Richard_Ngo comments on Optimized for Something other than Winning or: How Cricket Resists Moloch and Goodhart’s Law

Richard_Ngo 6 Jul 2023 1:17 UTC
10 points
4
why would something being poorly defined make it harder to optimize
Well, you need to know what you’re optimizing! In a two-player game, if the second player gets to redefine the rules after the first player has moved, then they get a huge advantage. That’s essentially what happens by defining “the spirit of cricket” vaguely.
- Daniel Kokotajlo 6 Jul 2023 13:36 UTC
  6 points
  0
  Parent
  How is this different from games with a referee? A foul is what the referee says it is; the spirit of cricket is what the cricket-lovers say it is. In both cases a savvy optimizer would start modelling the relevant humans and predicting what they would and wouldn’t judge illegal.
  
  I agree that different rules or optimization targets have different complexity levels, and the spirit of cricket seems more complicated than ordinary fouls which are more complicated than “did the ball hit the pegs.”
  
  I think the two-player-game-but-player2-gets-to-modify-the-rules is not a fair analogy here. Like I said it’s the cricket-loving public that decides, not player 2.

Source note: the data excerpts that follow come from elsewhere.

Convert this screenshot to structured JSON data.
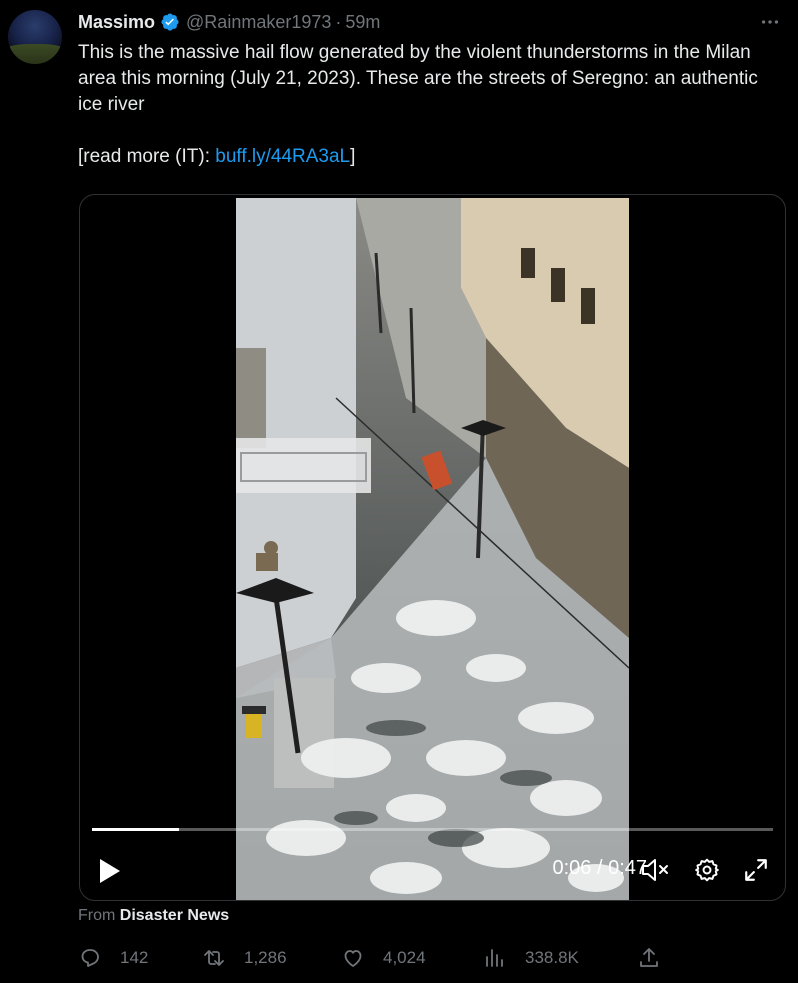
{
  "author": {
    "name": "Massimo",
    "handle": "@Rainmaker1973",
    "separator": "·",
    "time": "59m",
    "verified_color": "#1d9bf0"
  },
  "more_icon": "more-horizontal-icon",
  "tweet": {
    "text": "This is the massive hail flow generated by the violent thunderstorms in the Milan area this morning (July 21, 2023). These are the streets of Seregno: an authentic ice river\n\n[read more (IT): ",
    "link": "buff.ly/44RA3aL",
    "after_link": "]"
  },
  "video": {
    "progress": 0.128,
    "timecode": "0:06 / 0:47",
    "icons": [
      "play-icon",
      "mute-icon",
      "settings-icon",
      "fullscreen-icon"
    ]
  },
  "source": {
    "prefix": "From ",
    "name": "Disaster News"
  },
  "actions": {
    "replies": "142",
    "reposts": "1,286",
    "likes": "4,024",
    "views": "338.8K"
  },
  "colors": {
    "accent": "#1d9bf0",
    "muted": "#71767b",
    "text": "#e7e9ea",
    "background": "#000000"
  }
}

  - Richard_Ngo 6 Jul 2023 15:40 UTC
    8 points
    0
    Parent
    Ah, sorry for unclarity. The game I’m referring to is the one between the player who’s trying to game the rules, and the referee/rule-judging body that’s trying to avoid being Goodharted. The judging body can either “move first” by specifying the rules precisely, or “move second” by judging whether or not an action broke the rules according to illegible criteria. The latter is straighforwardly much harder to Goodhart. Or they can do a combination: I think of referees as doing a combination of these things, because they’re meant to interpret fixed, well-defined rules, but there’s still some room for judgment calls.
    - Daniel Kokotajlo 10 Jul 2023 18:49 UTC
      2 points
      0
      Parent
      Ahhh, I see, yes that makes sense.
  - A.H. 6 Jul 2023 14:35 UTC
    1 point
    0
    Parent
    I think the two-player-game-but-player2-gets-to-modify-the-rules is not a fair analogy here. Like I said it’s the cricket-loving public that decides, not player 2.
    Broadly, I agree with Richard Ngo’s characterisation. You are right that the ‘cricket loving public’ plays some part in determining what counts as ‘within the spirit’ but it is the decision of the players themselves that often is most important.
    How is this different from games with a referee? A foul is what the referee says it is; the spirit of cricket is what the cricket-lovers say it is. In both cases a savvy optimizer would start modelling the relevant humans and predicting what they would and wouldn’t judge illegal.
    
    I agree that different rules or optimization targets have different complexity levels, and the spirit of cricket seems more complicated than ordinary fouls which are more complicated than “did the ball hit the pegs.”
    I agree with you that the complexity is an important factor. I think you are correct that in principle this can still be Goodharted, but in practice it doesn’t seem to happen as it is much harder than Goodharting the written rules of the game, due to the increased complexity. There is nothing to prevent a superintelligent player from brainwashing the opposing team and general public to agreeing that their actions are legitimate. It’s just that doing this is a lot harder than normal ways of ‘gaming the system’. This is why I used the term ‘resists Goodharts law’ as opposed to ‘defeats Goodharts law’ or something similar.
    - RamblinDash 6 Jul 2023 15:32 UTC
      1 point
      0
      Parent
      It may be that there isn’t big enough money in cricket for it to be attractive to hypercompetitive athletes and coaches who are most likely to apply that optimization pressure?
- Charlie Steiner 7 Jul 2023 1:02 UTC
  2 points
  0
  Parent
  Second player judging is in some ways an advantage, and in other ways a disadvantage (and either way not really what’s happening in cricket, because the players are actually cooperating rather than trying to exploit the rules but being foiled).
  
  The disadvantage is that, lacking rules, it’s hard to communicate what you want the first player to do at all! You don’t get children to play soccer by not telling them any rules or giving any demonstrations, only judging their actions as legal or illegal.
  
  If you do manage to communicate your preferences about what kind of game is even being played to player 1, then there’s no qualitative barrier to communicating enough information about your standards that you can get goodharted.